Decided to remove timing case cover an remove the broken water pump bolt.

I have taken everything apart. Went pretty smooth. To my surprise the oil pan came of completely and did not hang up. It just fell off once I got the gasket loose. I was expecting to have to raise the engine. Like I said everything went very smooth and easy. That is until I got to the root of the problem, that broken water pump bolt. 
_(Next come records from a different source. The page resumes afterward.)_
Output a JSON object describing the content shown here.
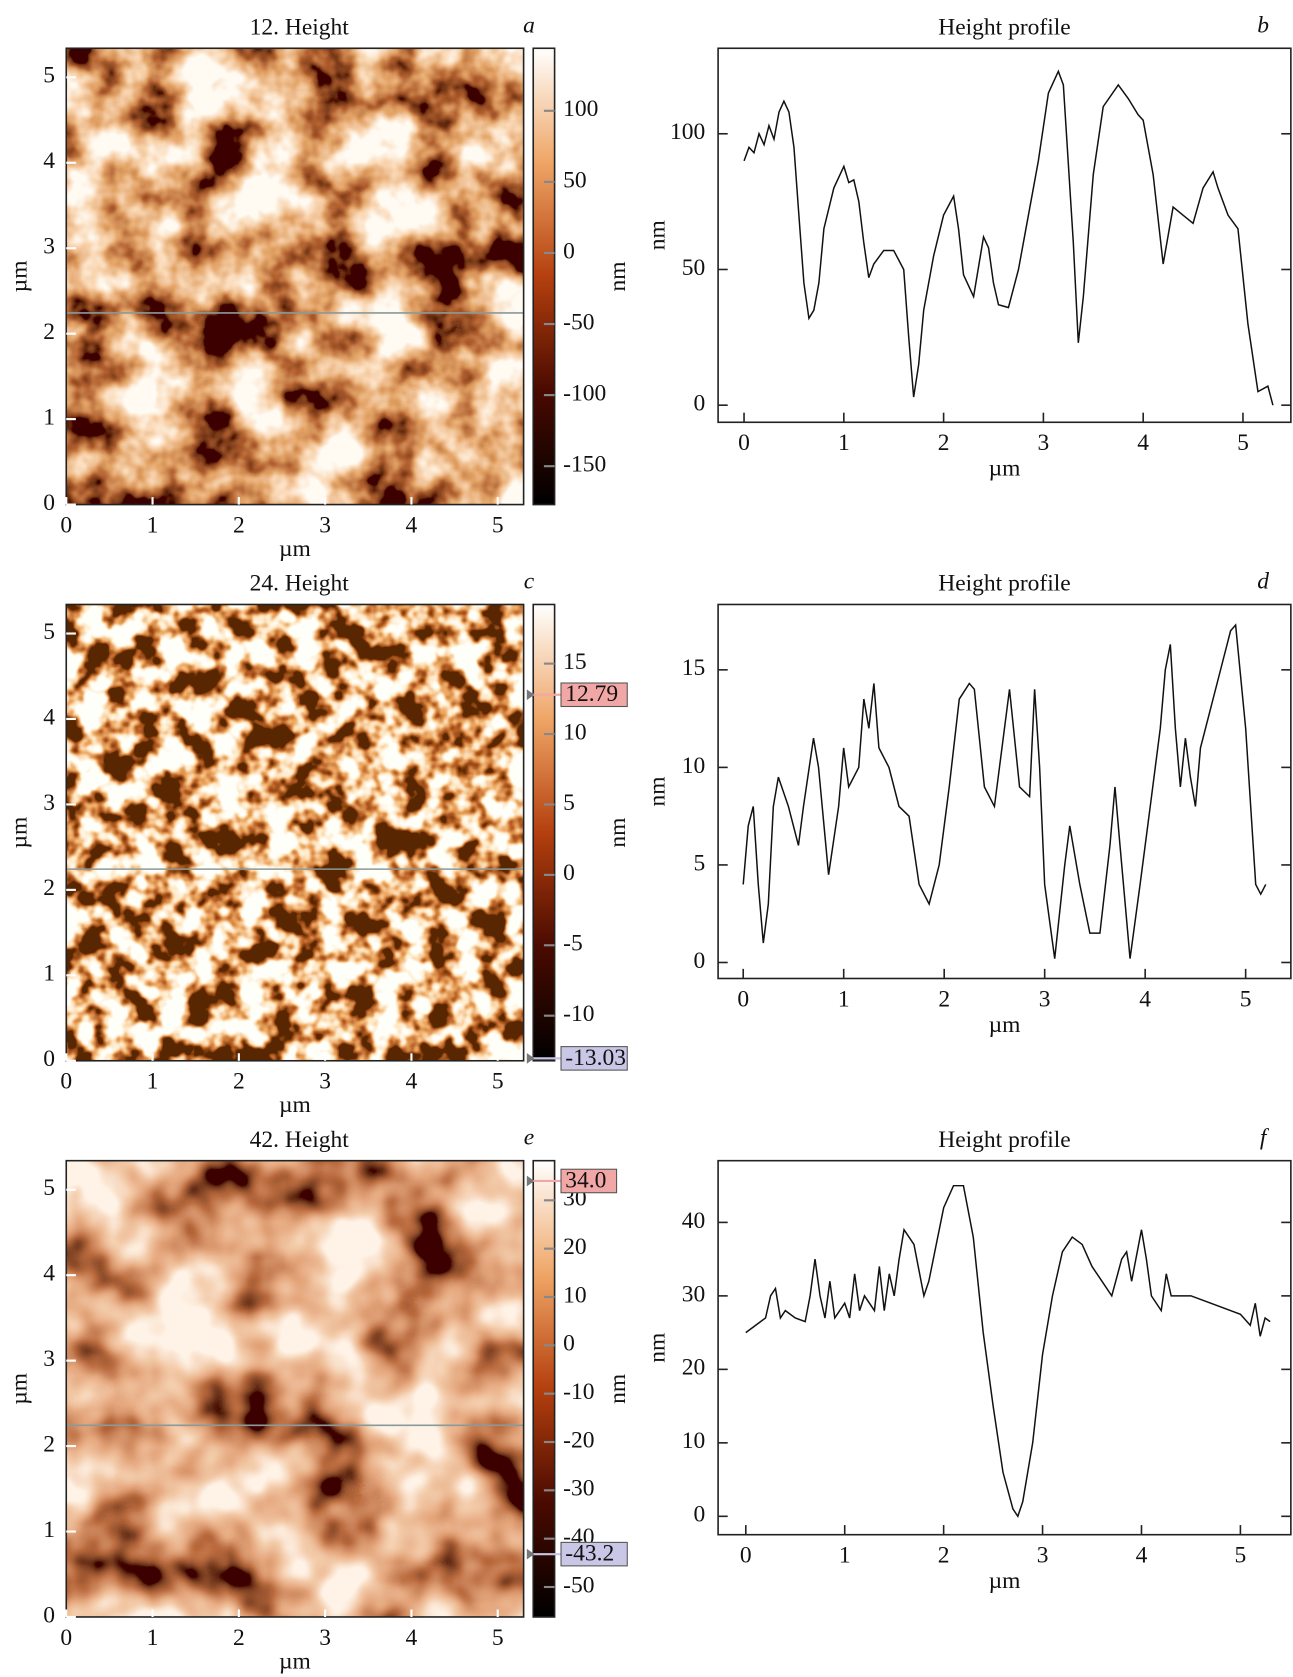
{
  "chart_data": [
    {
      "type": "afm-image",
      "title": "12. Height",
      "panel_label": "a",
      "x_label": "µm",
      "y_label": "µm",
      "colorbar_label": "nm",
      "xlim": [
        0,
        5.3
      ],
      "xticks": [
        0,
        1,
        2,
        3,
        4,
        5
      ],
      "ylim": [
        0,
        5.34
      ],
      "yticks": [
        0,
        1,
        2,
        3,
        4,
        5
      ],
      "clim": [
        -177,
        144
      ],
      "cticks": [
        100,
        50,
        0,
        -50,
        -100,
        -150
      ],
      "markers": []
    },
    {
      "type": "line",
      "title": "Height profile",
      "panel_label": "b",
      "x_label": "µm",
      "y_label": "nm",
      "color": "#111",
      "xlim": [
        -0.26,
        5.48
      ],
      "xticks": [
        0,
        1,
        2,
        3,
        4,
        5
      ],
      "ylim": [
        -6.3,
        131.5
      ],
      "yticks": [
        0,
        50,
        100
      ],
      "x": [
        0,
        0.05,
        0.1,
        0.15,
        0.2,
        0.25,
        0.3,
        0.35,
        0.4,
        0.45,
        0.5,
        0.55,
        0.6,
        0.65,
        0.7,
        0.75,
        0.8,
        0.9,
        1.0,
        1.05,
        1.1,
        1.15,
        1.2,
        1.25,
        1.3,
        1.4,
        1.5,
        1.6,
        1.65,
        1.7,
        1.75,
        1.8,
        1.9,
        2.0,
        2.1,
        2.15,
        2.2,
        2.3,
        2.4,
        2.45,
        2.5,
        2.55,
        2.65,
        2.75,
        2.85,
        2.95,
        3.05,
        3.15,
        3.2,
        3.3,
        3.35,
        3.4,
        3.5,
        3.6,
        3.75,
        3.85,
        3.95,
        4.0,
        4.1,
        4.2,
        4.3,
        4.4,
        4.5,
        4.6,
        4.7,
        4.75,
        4.85,
        4.95,
        5.05,
        5.15,
        5.25,
        5.3
      ],
      "values": [
        90,
        95,
        93,
        100,
        96,
        103,
        98,
        108,
        112,
        108,
        95,
        70,
        45,
        32,
        35,
        45,
        65,
        80,
        88,
        82,
        83,
        75,
        60,
        47,
        52,
        57,
        57,
        50,
        25,
        3,
        15,
        35,
        55,
        70,
        77,
        65,
        48,
        40,
        62,
        58,
        45,
        37,
        36,
        50,
        70,
        90,
        115,
        123,
        118,
        60,
        23,
        40,
        85,
        110,
        118,
        113,
        107,
        105,
        85,
        52,
        73,
        70,
        67,
        80,
        86,
        80,
        70,
        65,
        30,
        5,
        7,
        0
      ]
    },
    {
      "type": "afm-image",
      "title": "24. Height",
      "panel_label": "c",
      "x_label": "µm",
      "y_label": "µm",
      "colorbar_label": "nm",
      "xlim": [
        0,
        5.3
      ],
      "xticks": [
        0,
        1,
        2,
        3,
        4,
        5
      ],
      "ylim": [
        0,
        5.34
      ],
      "yticks": [
        0,
        1,
        2,
        3,
        4,
        5
      ],
      "clim": [
        -13.2,
        19.2
      ],
      "cticks": [
        15,
        10,
        5,
        0,
        -5,
        -10
      ],
      "markers": [
        {
          "value": 12.79,
          "color": "#f2a7a7"
        },
        {
          "value": -13.03,
          "color": "#c9c6e6"
        }
      ]
    },
    {
      "type": "line",
      "title": "Height profile",
      "panel_label": "d",
      "x_label": "µm",
      "y_label": "nm",
      "color": "#111",
      "xlim": [
        -0.25,
        5.45
      ],
      "xticks": [
        0,
        1,
        2,
        3,
        4,
        5
      ],
      "ylim": [
        -0.82,
        18.35
      ],
      "yticks": [
        0,
        5,
        10,
        15
      ],
      "x": [
        0,
        0.05,
        0.1,
        0.15,
        0.2,
        0.25,
        0.3,
        0.35,
        0.45,
        0.55,
        0.6,
        0.7,
        0.75,
        0.85,
        0.95,
        1.0,
        1.05,
        1.15,
        1.2,
        1.25,
        1.3,
        1.35,
        1.45,
        1.55,
        1.65,
        1.75,
        1.85,
        1.95,
        2.05,
        2.15,
        2.25,
        2.3,
        2.4,
        2.5,
        2.55,
        2.65,
        2.75,
        2.85,
        2.9,
        2.95,
        3.0,
        3.1,
        3.2,
        3.25,
        3.35,
        3.45,
        3.55,
        3.65,
        3.7,
        3.75,
        3.85,
        3.95,
        4.05,
        4.15,
        4.2,
        4.25,
        4.3,
        4.35,
        4.4,
        4.45,
        4.5,
        4.55,
        4.65,
        4.75,
        4.85,
        4.9,
        5.0,
        5.1,
        5.15,
        5.2
      ],
      "values": [
        4,
        7,
        8,
        4,
        1,
        3,
        8,
        9.5,
        8,
        6,
        8,
        11.5,
        10,
        4.5,
        8,
        11,
        9,
        10,
        13.5,
        12,
        14.3,
        11,
        10,
        8,
        7.5,
        4,
        3,
        5,
        9,
        13.5,
        14.3,
        14,
        9,
        8,
        10,
        14,
        9,
        8.5,
        14,
        10,
        4,
        0.2,
        5,
        7,
        4,
        1.5,
        1.5,
        6,
        9,
        6,
        0.2,
        4,
        8,
        12,
        15,
        16.3,
        12,
        9,
        11.5,
        9.5,
        8,
        11,
        13,
        15,
        17,
        17.3,
        12,
        4,
        3.5,
        4
      ]
    },
    {
      "type": "afm-image",
      "title": "42. Height",
      "panel_label": "e",
      "x_label": "µm",
      "y_label": "µm",
      "colorbar_label": "nm",
      "xlim": [
        0,
        5.3
      ],
      "xticks": [
        0,
        1,
        2,
        3,
        4,
        5
      ],
      "ylim": [
        0,
        5.34
      ],
      "yticks": [
        0,
        1,
        2,
        3,
        4,
        5
      ],
      "clim": [
        -56.2,
        38.2
      ],
      "cticks": [
        30,
        20,
        10,
        0,
        -10,
        -20,
        -30,
        -40,
        -50
      ],
      "markers": [
        {
          "value": 34,
          "label": "34.0",
          "color": "#f2a7a7"
        },
        {
          "value": -43.2,
          "color": "#c9c6e6"
        }
      ]
    },
    {
      "type": "line",
      "title": "Height profile",
      "panel_label": "f",
      "x_label": "µm",
      "y_label": "nm",
      "color": "#111",
      "xlim": [
        -0.28,
        5.51
      ],
      "xticks": [
        0,
        1,
        2,
        3,
        4,
        5
      ],
      "ylim": [
        -2.5,
        48.4
      ],
      "yticks": [
        0,
        10,
        20,
        30,
        40
      ],
      "x": [
        0,
        0.1,
        0.2,
        0.25,
        0.3,
        0.35,
        0.4,
        0.5,
        0.6,
        0.65,
        0.7,
        0.75,
        0.8,
        0.85,
        0.9,
        1.0,
        1.05,
        1.1,
        1.15,
        1.2,
        1.3,
        1.35,
        1.4,
        1.45,
        1.5,
        1.55,
        1.6,
        1.7,
        1.8,
        1.85,
        2.0,
        2.1,
        2.2,
        2.3,
        2.4,
        2.5,
        2.6,
        2.7,
        2.75,
        2.8,
        2.9,
        3.0,
        3.1,
        3.2,
        3.3,
        3.4,
        3.5,
        3.6,
        3.7,
        3.8,
        3.85,
        3.9,
        4.0,
        4.05,
        4.1,
        4.2,
        4.25,
        4.3,
        4.5,
        4.7,
        4.9,
        5.0,
        5.1,
        5.15,
        5.2,
        5.25,
        5.3
      ],
      "values": [
        25,
        26,
        27,
        30,
        31,
        27,
        28,
        27,
        26.5,
        30,
        35,
        30,
        27,
        32,
        27,
        29,
        27,
        33,
        28,
        30,
        28,
        34,
        28,
        33,
        30,
        35,
        39,
        37,
        30,
        32,
        42,
        45,
        45,
        38,
        25,
        15,
        6,
        1,
        0,
        2,
        10,
        22,
        30,
        36,
        38,
        37,
        34,
        32,
        30,
        35,
        36,
        32,
        39,
        35,
        30,
        28,
        33,
        30,
        30,
        29,
        28,
        27.5,
        26,
        29,
        24.5,
        27,
        26.5
      ]
    }
  ]
}
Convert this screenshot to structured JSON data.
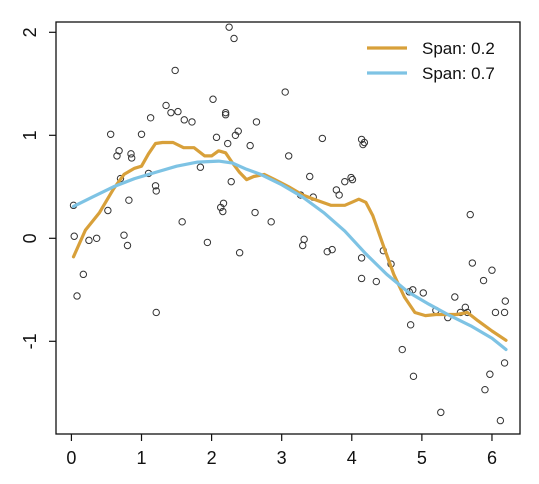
{
  "chart_data": {
    "type": "scatter",
    "title": "",
    "xlabel": "",
    "ylabel": "",
    "xlim": [
      -0.22,
      6.4
    ],
    "ylim": [
      -1.9,
      2.1
    ],
    "x_ticks": [
      0,
      1,
      2,
      3,
      4,
      5,
      6
    ],
    "x_tick_labels": [
      "0",
      "1",
      "2",
      "3",
      "4",
      "5",
      "6"
    ],
    "y_ticks": [
      -1,
      0,
      1,
      2
    ],
    "y_tick_labels": [
      "-1",
      "0",
      "1",
      "2"
    ],
    "grid": false,
    "legend_position": "top-right",
    "points_style": "open-circle",
    "points": [
      [
        0.03,
        0.32
      ],
      [
        0.04,
        0.02
      ],
      [
        0.08,
        -0.56
      ],
      [
        0.17,
        -0.35
      ],
      [
        0.25,
        -0.02
      ],
      [
        0.36,
        0.0
      ],
      [
        0.52,
        0.27
      ],
      [
        0.56,
        1.01
      ],
      [
        0.65,
        0.8
      ],
      [
        0.68,
        0.85
      ],
      [
        0.7,
        0.58
      ],
      [
        0.75,
        0.03
      ],
      [
        0.8,
        -0.07
      ],
      [
        0.82,
        0.37
      ],
      [
        0.85,
        0.82
      ],
      [
        0.86,
        0.78
      ],
      [
        1.0,
        1.01
      ],
      [
        1.1,
        0.63
      ],
      [
        1.13,
        1.17
      ],
      [
        1.2,
        0.51
      ],
      [
        1.21,
        0.46
      ],
      [
        1.21,
        -0.72
      ],
      [
        1.35,
        1.29
      ],
      [
        1.42,
        1.22
      ],
      [
        1.48,
        1.63
      ],
      [
        1.52,
        1.23
      ],
      [
        1.58,
        0.16
      ],
      [
        1.61,
        1.15
      ],
      [
        1.72,
        1.13
      ],
      [
        1.84,
        0.69
      ],
      [
        1.94,
        -0.04
      ],
      [
        2.02,
        1.35
      ],
      [
        2.07,
        0.98
      ],
      [
        2.13,
        0.3
      ],
      [
        2.16,
        0.26
      ],
      [
        2.17,
        0.34
      ],
      [
        2.2,
        1.22
      ],
      [
        2.2,
        1.2
      ],
      [
        2.23,
        0.92
      ],
      [
        2.25,
        2.05
      ],
      [
        2.28,
        0.55
      ],
      [
        2.32,
        1.94
      ],
      [
        2.34,
        1.0
      ],
      [
        2.38,
        1.04
      ],
      [
        2.4,
        -0.14
      ],
      [
        2.55,
        0.9
      ],
      [
        2.62,
        0.25
      ],
      [
        2.64,
        1.13
      ],
      [
        2.85,
        0.16
      ],
      [
        3.05,
        1.42
      ],
      [
        3.1,
        0.8
      ],
      [
        3.27,
        0.42
      ],
      [
        3.3,
        -0.07
      ],
      [
        3.32,
        -0.01
      ],
      [
        3.4,
        0.6
      ],
      [
        3.45,
        0.4
      ],
      [
        3.58,
        0.97
      ],
      [
        3.65,
        -0.13
      ],
      [
        3.72,
        -0.11
      ],
      [
        3.78,
        0.47
      ],
      [
        3.82,
        0.42
      ],
      [
        3.9,
        0.55
      ],
      [
        3.99,
        0.59
      ],
      [
        4.01,
        0.57
      ],
      [
        4.14,
        0.96
      ],
      [
        4.16,
        0.91
      ],
      [
        4.18,
        0.93
      ],
      [
        4.14,
        -0.39
      ],
      [
        4.14,
        -0.19
      ],
      [
        4.35,
        -0.42
      ],
      [
        4.45,
        -0.12
      ],
      [
        4.56,
        -0.25
      ],
      [
        4.72,
        -1.08
      ],
      [
        4.82,
        -0.52
      ],
      [
        4.84,
        -0.84
      ],
      [
        4.87,
        -0.5
      ],
      [
        4.88,
        -1.34
      ],
      [
        5.02,
        -0.53
      ],
      [
        5.2,
        -0.7
      ],
      [
        5.27,
        -1.69
      ],
      [
        5.37,
        -0.77
      ],
      [
        5.47,
        -0.57
      ],
      [
        5.55,
        -0.72
      ],
      [
        5.62,
        -0.67
      ],
      [
        5.65,
        -0.72
      ],
      [
        5.69,
        0.23
      ],
      [
        5.72,
        -0.24
      ],
      [
        5.88,
        -0.41
      ],
      [
        5.9,
        -1.47
      ],
      [
        5.97,
        -1.32
      ],
      [
        6.0,
        -0.31
      ],
      [
        6.05,
        -0.72
      ],
      [
        6.12,
        -1.77
      ],
      [
        6.18,
        -1.21
      ],
      [
        6.18,
        -0.72
      ],
      [
        6.19,
        -0.61
      ]
    ],
    "series": [
      {
        "name": "Span: 0.2",
        "color": "#D8A03A",
        "x": [
          0.03,
          0.2,
          0.4,
          0.6,
          0.75,
          0.9,
          1.0,
          1.1,
          1.2,
          1.3,
          1.45,
          1.6,
          1.75,
          1.9,
          2.0,
          2.1,
          2.2,
          2.3,
          2.4,
          2.5,
          2.6,
          2.75,
          2.9,
          3.1,
          3.3,
          3.5,
          3.7,
          3.9,
          4.0,
          4.1,
          4.2,
          4.3,
          4.45,
          4.6,
          4.75,
          4.9,
          5.05,
          5.2,
          5.35,
          5.5,
          5.65,
          5.8,
          6.0,
          6.2
        ],
        "y": [
          -0.18,
          0.08,
          0.25,
          0.48,
          0.62,
          0.68,
          0.7,
          0.82,
          0.92,
          0.93,
          0.93,
          0.88,
          0.88,
          0.8,
          0.8,
          0.85,
          0.83,
          0.73,
          0.64,
          0.57,
          0.6,
          0.62,
          0.57,
          0.5,
          0.42,
          0.37,
          0.32,
          0.32,
          0.35,
          0.38,
          0.35,
          0.22,
          -0.07,
          -0.35,
          -0.57,
          -0.72,
          -0.75,
          -0.74,
          -0.74,
          -0.74,
          -0.72,
          -0.8,
          -0.9,
          -0.99
        ]
      },
      {
        "name": "Span: 0.7",
        "color": "#7EC3E4",
        "x": [
          0.03,
          0.3,
          0.6,
          0.9,
          1.2,
          1.5,
          1.8,
          2.1,
          2.3,
          2.5,
          2.7,
          3.0,
          3.3,
          3.6,
          3.9,
          4.2,
          4.5,
          4.8,
          5.1,
          5.4,
          5.7,
          6.0,
          6.2
        ],
        "y": [
          0.31,
          0.4,
          0.5,
          0.58,
          0.64,
          0.7,
          0.74,
          0.75,
          0.73,
          0.67,
          0.62,
          0.52,
          0.4,
          0.25,
          0.07,
          -0.15,
          -0.35,
          -0.52,
          -0.64,
          -0.75,
          -0.85,
          -0.97,
          -1.08
        ]
      }
    ]
  }
}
It was broken off flush with the block so I could not use a stud remover to grab it and pull it out. I hit the broken bolt with a flat ended punch and hammer hoping to break the threads free. I drilled it for an easy out extraction. Soaked it with PB Blaster. No luck. Was afraid to really put the torque on it for fear of breaking off the easy out. Didn't want that problem. So I drilled it bigger and tried a larger easy out. No luck. It's like that broken bolt and the block have become one. I then used a larger drill slightly smaller than the thread minor diameter thinking that I could get the wall thin enough to be able to get a small punch or chisel in there and bend the thin wall of the bolt inward until I could grab it with needle nose pliers and pull it out. (I have used this method many times when the easy out method did not work and it has always worked.) But, no luck here either. The bolt threads are fused to the block.

What can I do now? Can I run a proper size tap down that hole and hope to clean out what's left of the bolt threads? Or, can I drill it out and install an insert? Is there room in the surrounding wall to put in an insert without cutting into some cavity? I am going to get a metric tap and try that first. What size and number of threads (per inch or per mm) is that bolt? It's the larger water pump bolt. The threads measure 0.307-inch, which is a little less that 8 mm. Must be an 8 mm thread.


----------



## non-racerX (Jan 29, 2004)

Did you ever get this problem resolved? If so, how did you end up doing it?


----------